Тайгу прикрыла ночь. Мы не спим. Много раз догорал и снова вспыхивал костёр. Близко у огня лежит Василий Николаевич. У него закрыты глаза, а сам он весь в думах. Больно покидать ему тайгу. И от каких-то мыслей у него то сомкнутся тяжёлые брови, то вздрогнет подбородок или вдруг из горла вырвется протяжный стон, и тогда долго мы все молчим.

«Неужели, Василий, это твой последний костёр, последняя остановка, и тебя ждут горестные воспоминания о былых походах, так нелегко оборвавшихся? У тебя есть что вспомнить, и не эти ли воспоминания будут тебе вечной болью!» — записал я тогда в дневник.

— Кирилл, сядь ближе, — говорит Василий, не раскрывая глаз. — Посиди со мною, не оставляй одного.

— Хорошо, я буду с тобою, — и он пытается отвлечь его от мучительных дум: — Скажи, Василий, на лодках мы поднимемся по Мае, хотя бы километров пятьдесят?

— Подниметесь… Где на бичеве, где на шестах, — отвечает он, тяжело ворочая языком. — Ну не без того, что искупаетесь.

— А ты не забудь насчёт сети, вернёшься из больницы, поторопись. — Кирилл расстилает рядом с ним свой спальный мешок, подсовывает в огонь головешки. Долго слышится их медлительный говор.

Ночь дышит осенним холодком. Устало плещется река. Я забираюсь под полог, но не могу уснуть. Завтра покидаю тайгу. Вспомнился Алгычанский пик, весь в развалинах, опоясанный широченным поясом гранитных скал, вспомнилась схватка с Кучумом из-за куска лепёшки, глухие застенки Маи и перерезанный ремень. Вот и конец путешествию. Уже отлетели журавли, пора и мне. И вдруг потянуло к семье, к спокойной жизни, от которой весною бежал. Неужели нынче я так рано утомился? Но как только подумалось, что придётся снять походную одежду, пропитанную потом, лесом, пропалённую ночными кострами, и укрыться от бурной жизни в стенах штаба, мне вдруг стало не по себе.

Разве вернуться из Хабаровска? Не будет ли поздно, ведь до окончания работ остаётся с месяц. В голове зарождаются новые мысли и, как бурный поток реки, захватывают всего меня. Я встаю, забираюсь под полог к Хетагурову.

— Ты не спишь, Хамыц?

— Что случилось? — спросонья спрашивает он.

— Сейчас расскажу. Плыви-ка ты с Василием. Пусть Плоткин отвезёт его в Хабаровск, он всё устроит лучше меня, а тебе надо вернутся в штаб. Начнут съезжаться подразделения, пора готовиться к приёму материала.

— Видимо, ты хочешь продолжения…

— Не совсем так. С Василием всё ясно, ему нужна больница, а с Трофимом, видишь, как получается, не хочет ехать. Я не могу оставить его здесь. Всяко может случиться, и тогда ни за что себе не прощу. К тому же мне сейчас полезнее не в штабе быть, а здесь. Мая ещё может сыграть с нами шутку.

— Самое разумное — отправиться тебе вместе с Трофимом и Василием.

— Это исключено.

— Тогда поплыву я.

Я возвращаюсь к себе и мгновенно засыпаю.

Лагерь разбудил крик взматеревших крохалей, первое лето увидевших беспокойный мир. Ещё нет солнца. Хвоя, палатки, песок мокры от ночного дождя. По небу медленно плывут разорванные тучи зловещего багрово-красного цвета.

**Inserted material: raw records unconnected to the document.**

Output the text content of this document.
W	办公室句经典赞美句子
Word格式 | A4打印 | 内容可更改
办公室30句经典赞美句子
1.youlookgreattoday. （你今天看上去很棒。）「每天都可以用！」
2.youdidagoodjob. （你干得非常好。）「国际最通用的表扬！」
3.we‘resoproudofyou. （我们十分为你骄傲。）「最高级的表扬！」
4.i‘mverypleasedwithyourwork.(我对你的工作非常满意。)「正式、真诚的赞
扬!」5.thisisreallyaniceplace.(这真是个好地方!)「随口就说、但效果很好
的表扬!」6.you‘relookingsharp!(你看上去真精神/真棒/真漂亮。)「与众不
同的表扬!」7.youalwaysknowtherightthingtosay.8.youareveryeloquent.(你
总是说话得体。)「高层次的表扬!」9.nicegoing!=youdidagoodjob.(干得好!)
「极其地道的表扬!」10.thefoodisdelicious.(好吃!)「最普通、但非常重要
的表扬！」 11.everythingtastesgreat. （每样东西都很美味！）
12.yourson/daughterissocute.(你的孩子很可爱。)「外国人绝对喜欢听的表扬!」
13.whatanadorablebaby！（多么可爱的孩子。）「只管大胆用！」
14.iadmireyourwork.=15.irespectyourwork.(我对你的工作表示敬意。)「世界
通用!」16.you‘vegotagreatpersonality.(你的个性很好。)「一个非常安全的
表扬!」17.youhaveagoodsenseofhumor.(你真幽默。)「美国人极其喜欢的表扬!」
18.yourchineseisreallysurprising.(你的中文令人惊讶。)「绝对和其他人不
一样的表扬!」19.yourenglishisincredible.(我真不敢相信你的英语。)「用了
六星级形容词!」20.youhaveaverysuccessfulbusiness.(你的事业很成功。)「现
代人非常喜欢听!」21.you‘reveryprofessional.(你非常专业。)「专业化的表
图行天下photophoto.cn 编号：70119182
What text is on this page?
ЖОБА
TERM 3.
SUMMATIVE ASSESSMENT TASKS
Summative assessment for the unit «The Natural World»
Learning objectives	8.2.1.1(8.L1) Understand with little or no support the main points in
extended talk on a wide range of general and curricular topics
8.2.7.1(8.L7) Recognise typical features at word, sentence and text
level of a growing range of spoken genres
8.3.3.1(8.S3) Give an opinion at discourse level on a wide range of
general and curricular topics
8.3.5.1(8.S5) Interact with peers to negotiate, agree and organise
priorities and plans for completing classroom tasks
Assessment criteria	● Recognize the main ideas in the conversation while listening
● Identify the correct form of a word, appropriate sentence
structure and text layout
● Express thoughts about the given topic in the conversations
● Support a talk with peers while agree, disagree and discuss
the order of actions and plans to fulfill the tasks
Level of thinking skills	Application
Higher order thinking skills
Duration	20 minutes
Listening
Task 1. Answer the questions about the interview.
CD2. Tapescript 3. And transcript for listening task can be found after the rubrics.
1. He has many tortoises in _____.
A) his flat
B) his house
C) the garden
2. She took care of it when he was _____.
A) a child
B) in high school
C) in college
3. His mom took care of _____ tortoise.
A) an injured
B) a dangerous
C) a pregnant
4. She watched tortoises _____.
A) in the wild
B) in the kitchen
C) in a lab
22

Плот сопровождать будут Хетагуров и Пресников. Последний вернётся с рабочими на двух долблёнках, уже закупленных в Удском для Лебедева.

Садимся завтракать.

— Филька, опять дрыхнешь! — кричит Лебедев.

— Его нет, до рассвета куда-то ушёл, — поясняет Евтушенко.

— Опять что-нибудь затеял! На работу не добудишься, а на выдумки и сон его не берёт!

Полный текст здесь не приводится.